For more green hotels, check out our previous post on LEED-certified hotels.
Designed by Jean-Henri Morin, the Rockhouse seems to have grown organically from the volcanic rock cliffs. Molding natural stone with concrete, the entire property settles snugly into the preexisting cove formations. Private, thatch-roofed Premium Villas are scattered along winding paths, enclosed by palms and exotic flora. On the cliff’s edge, isolated duets of loungers rest on leveled platforms as high as 40 feet from the water, overlooking the most beautiful sunsets in the country. Solar-heated water, furniture crafted from local timber, local Starfish Oil bath products, and a hotel-sponsored not-for-profit that has donated $1 million to rebuild suffering schools in Negril make this an especially socially conscious choice.
The Geejam’s five modern, private cabins are set in the remote foothills of Port Antonio, Jamaica’s lushest, rainiest region. Dense vegetation seems to engulf the property, but the hotel’s architects built each cabin to fit around the existing plant life, rather than on top of it. An added bonus: Each cabin is incredibly private.
Arguably Jamaica’s most romantic escape (for adults only), the Caves’ 11 unique, private cottages and suites are tucked along lush garden paths and dramatic seaside cliffs (there’s no beach). High-quality, locally focused cuisine, a top-shelf bar, and intimate, incredibly attentive service make it Jamaica’s best all-inclusive.

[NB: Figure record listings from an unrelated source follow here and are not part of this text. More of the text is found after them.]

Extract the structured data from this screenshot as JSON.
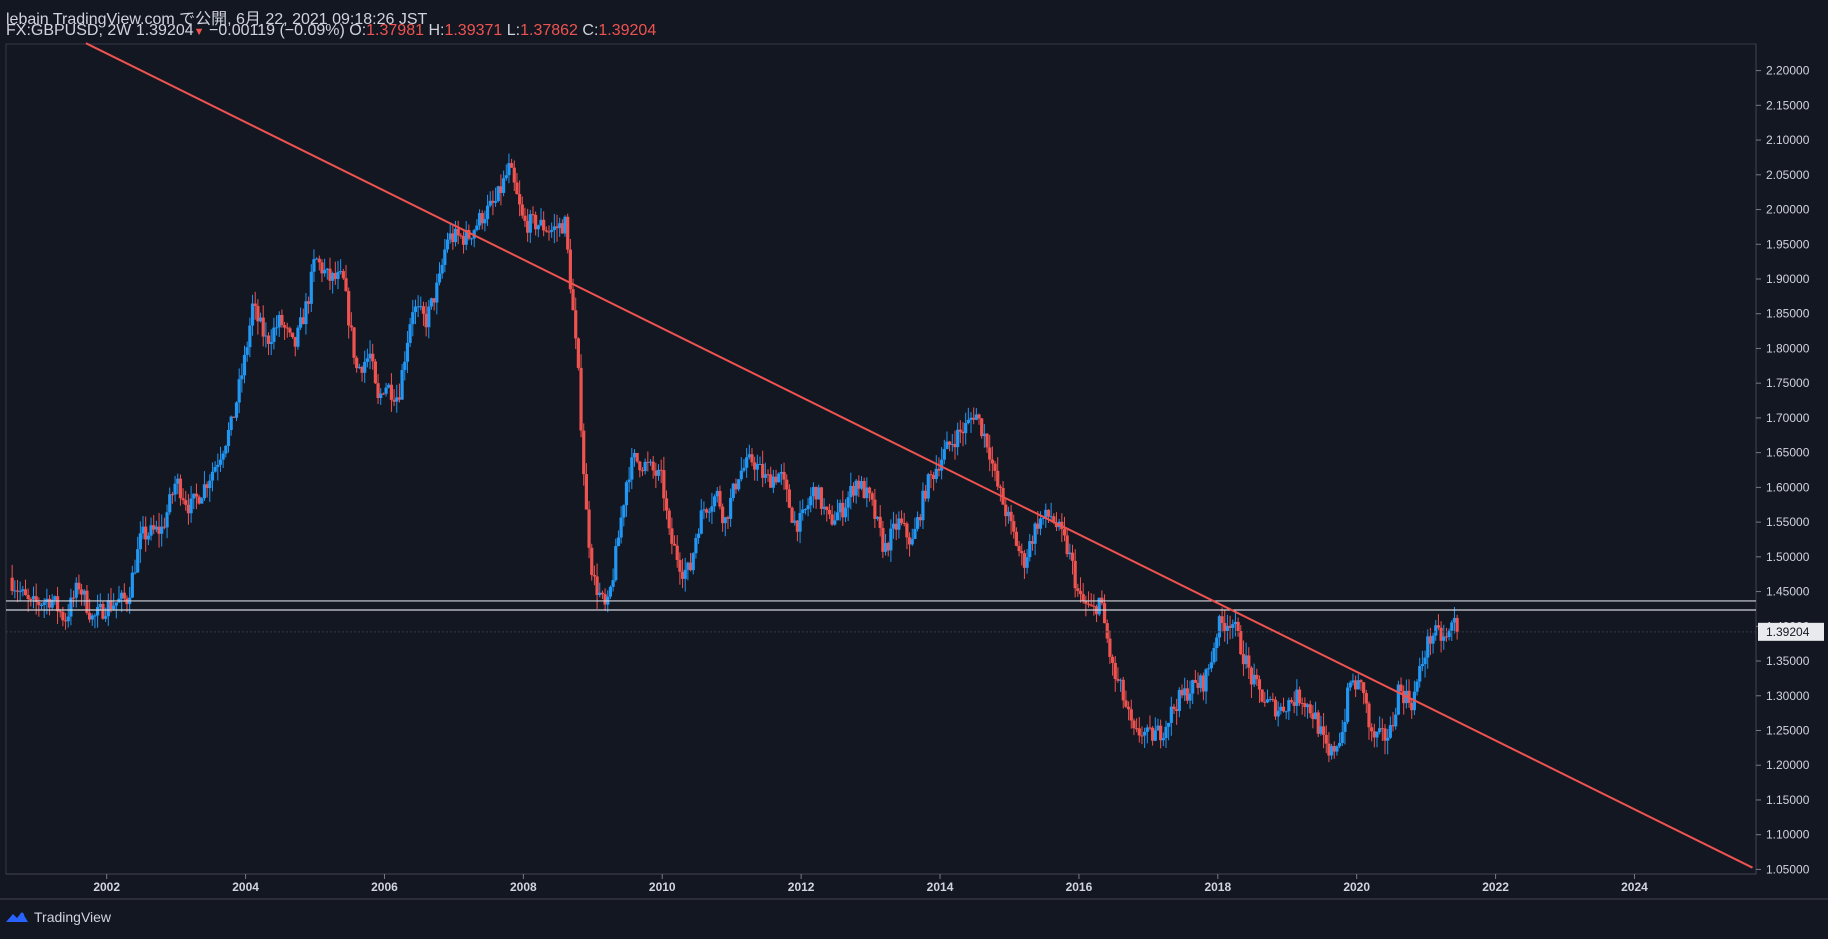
{
  "header": {
    "line1": "lebain TradingView.com で公開, 6月 22, 2021 09:18:26 JST",
    "symbol": "FX:GBPUSD, 2W",
    "last": "1.39204",
    "change": "−0.00119 (−0.09%)",
    "o_label": "O:",
    "o_value": "1.37981",
    "h_label": "H:",
    "h_value": "1.39371",
    "l_label": "L:",
    "l_value": "1.37862",
    "c_label": "C:",
    "c_value": "1.39204"
  },
  "colors": {
    "background": "#131722",
    "up": "#2196f3",
    "down": "#ef5350",
    "trendline": "#ef5350",
    "level_lines": "#d1d4dc",
    "text": "#d1d4dc"
  },
  "footer": {
    "brand": "TradingView",
    "logo_icon": "tradingview-logo-icon"
  },
  "chart_data": {
    "type": "candlestick",
    "symbol": "FX:GBPUSD",
    "interval": "2W",
    "xlim": [
      2000.55,
      2025.75
    ],
    "ylim": [
      1.0434,
      2.2383
    ],
    "x_ticks": [
      "2002",
      "2004",
      "2006",
      "2008",
      "2010",
      "2012",
      "2014",
      "2016",
      "2018",
      "2020",
      "2022",
      "2024"
    ],
    "y_ticks": [
      "2.20000",
      "2.15000",
      "2.10000",
      "2.05000",
      "2.00000",
      "1.95000",
      "1.90000",
      "1.85000",
      "1.80000",
      "1.75000",
      "1.70000",
      "1.65000",
      "1.60000",
      "1.55000",
      "1.50000",
      "1.45000",
      "1.40000",
      "1.35000",
      "1.30000",
      "1.25000",
      "1.20000",
      "1.15000",
      "1.10000",
      "1.05000"
    ],
    "last_price_label": "1.39204",
    "last_price": 1.39204,
    "trendline": {
      "x": [
        2001.7,
        2025.7
      ],
      "y": [
        2.2395,
        1.0525
      ]
    },
    "horizontal_levels": [
      1.4365,
      1.4235
    ],
    "price_path": [
      [
        2000.6,
        1.47
      ],
      [
        2000.9,
        1.43
      ],
      [
        2001.2,
        1.44
      ],
      [
        2001.4,
        1.41
      ],
      [
        2001.6,
        1.46
      ],
      [
        2001.8,
        1.41
      ],
      [
        2002.0,
        1.43
      ],
      [
        2002.3,
        1.44
      ],
      [
        2002.5,
        1.53
      ],
      [
        2002.8,
        1.54
      ],
      [
        2003.0,
        1.61
      ],
      [
        2003.2,
        1.57
      ],
      [
        2003.4,
        1.6
      ],
      [
        2003.6,
        1.64
      ],
      [
        2003.8,
        1.69
      ],
      [
        2004.0,
        1.79
      ],
      [
        2004.1,
        1.86
      ],
      [
        2004.3,
        1.81
      ],
      [
        2004.5,
        1.84
      ],
      [
        2004.7,
        1.8
      ],
      [
        2004.9,
        1.87
      ],
      [
        2005.0,
        1.93
      ],
      [
        2005.2,
        1.9
      ],
      [
        2005.4,
        1.9
      ],
      [
        2005.6,
        1.77
      ],
      [
        2005.8,
        1.79
      ],
      [
        2005.9,
        1.72
      ],
      [
        2006.0,
        1.75
      ],
      [
        2006.2,
        1.73
      ],
      [
        2006.4,
        1.86
      ],
      [
        2006.6,
        1.84
      ],
      [
        2006.8,
        1.9
      ],
      [
        2006.9,
        1.96
      ],
      [
        2007.0,
        1.96
      ],
      [
        2007.2,
        1.96
      ],
      [
        2007.4,
        1.99
      ],
      [
        2007.6,
        2.01
      ],
      [
        2007.8,
        2.06
      ],
      [
        2007.9,
        2.02
      ],
      [
        2008.0,
        1.98
      ],
      [
        2008.2,
        1.98
      ],
      [
        2008.4,
        1.97
      ],
      [
        2008.6,
        1.98
      ],
      [
        2008.7,
        1.87
      ],
      [
        2008.8,
        1.75
      ],
      [
        2008.9,
        1.57
      ],
      [
        2009.0,
        1.47
      ],
      [
        2009.2,
        1.42
      ],
      [
        2009.3,
        1.48
      ],
      [
        2009.5,
        1.62
      ],
      [
        2009.6,
        1.64
      ],
      [
        2009.8,
        1.63
      ],
      [
        2010.0,
        1.61
      ],
      [
        2010.1,
        1.53
      ],
      [
        2010.3,
        1.48
      ],
      [
        2010.4,
        1.48
      ],
      [
        2010.5,
        1.54
      ],
      [
        2010.6,
        1.57
      ],
      [
        2010.8,
        1.59
      ],
      [
        2010.9,
        1.55
      ],
      [
        2011.1,
        1.62
      ],
      [
        2011.3,
        1.64
      ],
      [
        2011.5,
        1.61
      ],
      [
        2011.7,
        1.62
      ],
      [
        2011.9,
        1.55
      ],
      [
        2012.0,
        1.55
      ],
      [
        2012.2,
        1.6
      ],
      [
        2012.4,
        1.55
      ],
      [
        2012.6,
        1.57
      ],
      [
        2012.8,
        1.61
      ],
      [
        2013.0,
        1.58
      ],
      [
        2013.2,
        1.51
      ],
      [
        2013.4,
        1.55
      ],
      [
        2013.6,
        1.52
      ],
      [
        2013.8,
        1.6
      ],
      [
        2014.0,
        1.64
      ],
      [
        2014.2,
        1.67
      ],
      [
        2014.4,
        1.69
      ],
      [
        2014.5,
        1.71
      ],
      [
        2014.7,
        1.66
      ],
      [
        2014.8,
        1.61
      ],
      [
        2015.0,
        1.55
      ],
      [
        2015.2,
        1.49
      ],
      [
        2015.4,
        1.55
      ],
      [
        2015.6,
        1.56
      ],
      [
        2015.8,
        1.52
      ],
      [
        2015.9,
        1.49
      ],
      [
        2016.0,
        1.44
      ],
      [
        2016.2,
        1.42
      ],
      [
        2016.3,
        1.44
      ],
      [
        2016.5,
        1.33
      ],
      [
        2016.6,
        1.31
      ],
      [
        2016.8,
        1.24
      ],
      [
        2016.9,
        1.25
      ],
      [
        2017.0,
        1.24
      ],
      [
        2017.2,
        1.25
      ],
      [
        2017.4,
        1.29
      ],
      [
        2017.6,
        1.31
      ],
      [
        2017.8,
        1.32
      ],
      [
        2017.9,
        1.35
      ],
      [
        2018.0,
        1.4
      ],
      [
        2018.2,
        1.41
      ],
      [
        2018.3,
        1.38
      ],
      [
        2018.5,
        1.32
      ],
      [
        2018.7,
        1.29
      ],
      [
        2018.9,
        1.28
      ],
      [
        2019.0,
        1.29
      ],
      [
        2019.2,
        1.3
      ],
      [
        2019.4,
        1.27
      ],
      [
        2019.6,
        1.21
      ],
      [
        2019.8,
        1.25
      ],
      [
        2019.9,
        1.32
      ],
      [
        2020.1,
        1.31
      ],
      [
        2020.2,
        1.24
      ],
      [
        2020.4,
        1.24
      ],
      [
        2020.5,
        1.25
      ],
      [
        2020.6,
        1.31
      ],
      [
        2020.8,
        1.29
      ],
      [
        2020.9,
        1.33
      ],
      [
        2021.0,
        1.37
      ],
      [
        2021.1,
        1.39
      ],
      [
        2021.3,
        1.38
      ],
      [
        2021.4,
        1.41
      ],
      [
        2021.47,
        1.392
      ]
    ]
  }
}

The Rastafarian artist couple who founded the hotel filled cottage interiors with batik prints, Jamaican crafts, and locally hand-carved furniture, and the small hotel group that purchased The Caves, Island Outpost, is committed to preserving natural habitats of all of its properties.
With just 30 hippy-chic cottages in secluded Treasure Beach, Jake’s is also a member of the eco-conscious Island Outpost hotel group (along with The Caves and the Geejam). Guests come to unplug — there’s no phone, Internet, or TV in the cottages. The black-sand beaches aren’t conventionally beautiful, but the Driftwood Spa, on-site painting and yoga classes, and excellent food make this a particular favorite.